Most recently, 32 perfectly preserved quipus were found in some craggy cliffs over looking a lake in northeastern Peru, near the town of Leymebamba. Urton hopes that by studying the quipus found in Leymebamba, and searching for records made by Spaniards (who conquered the natives in that area), he will discover a written document whose information corresponds to patterns and numerical values preserved in the knots and colors of the Leymebamba quipus. It will be the first such connection to be made between the quipus and that of a written language. Such a correspondence would also provide a rare and inspirational insight into a civilization where no other systematic record has been found. It would also be an important step in beginning to unravel a so-far unbreakable code made from string.

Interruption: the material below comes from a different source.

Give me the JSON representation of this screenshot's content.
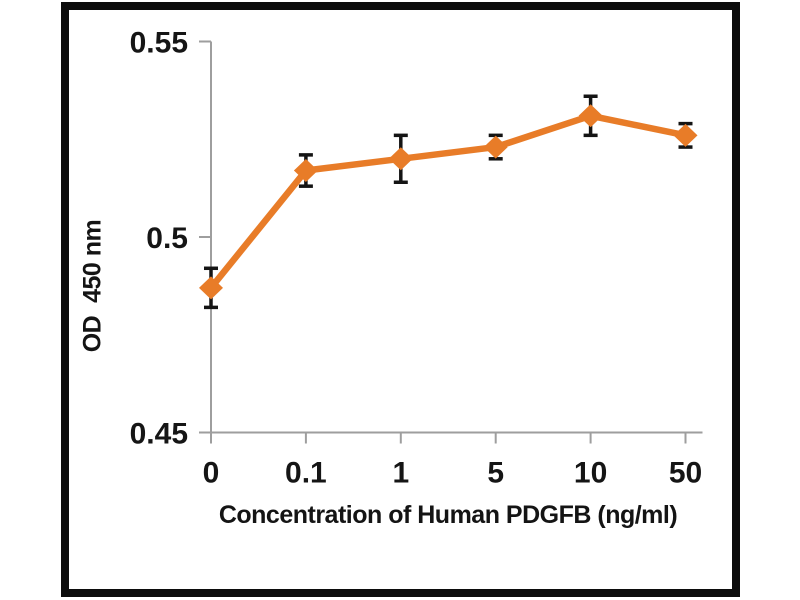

Urton has approached this textile mystery in an ingenious way. He has become fluent in Quechua, the language used by the Incas, an expert on Incan mathematics, and has studied the symbolic meaning of colors and the intrinsic mathematics and patterns associated with textile weaving in the Andes region.

Throughout the majority of this preparation, since 1978, Urton has taught at Colgate University, and has served as director of the Division of Social Sciences since 1995. He is the author of many journal articles and books, most notably At the Crossroads of the Earth and the Sky: An Andean Cosmology (1981), The History of a Myth: Pacariqtambo and the Origin of the Inkas (1990), and The Social Life of Numbers: A Quechua Ontology of Numbers and Philosophy of Arithmatic. He received an Organization of American States Fellowship (1976), several National Science Foundation grants (1981, 1982, and 1993), and a National Endowment for the Humanities Fellowship (1994).

While there are no quotas or limits, typically between 20 and 40 MacArthur Fellows are selected each year. Including today's group, a total of 588 Fellows, ranging in age from 18 to 82, have been named since the program began in 1981.

Founded in 1819, Colgate University is a nationally ranked, highly selective, residential, liberal arts college enrolling nearly 2,750 undergraduates. Situated on a rolling 515-acre campus in central New York State, Colgate University attracts motivated students with diverse backgrounds, interests and talents from all over the United States.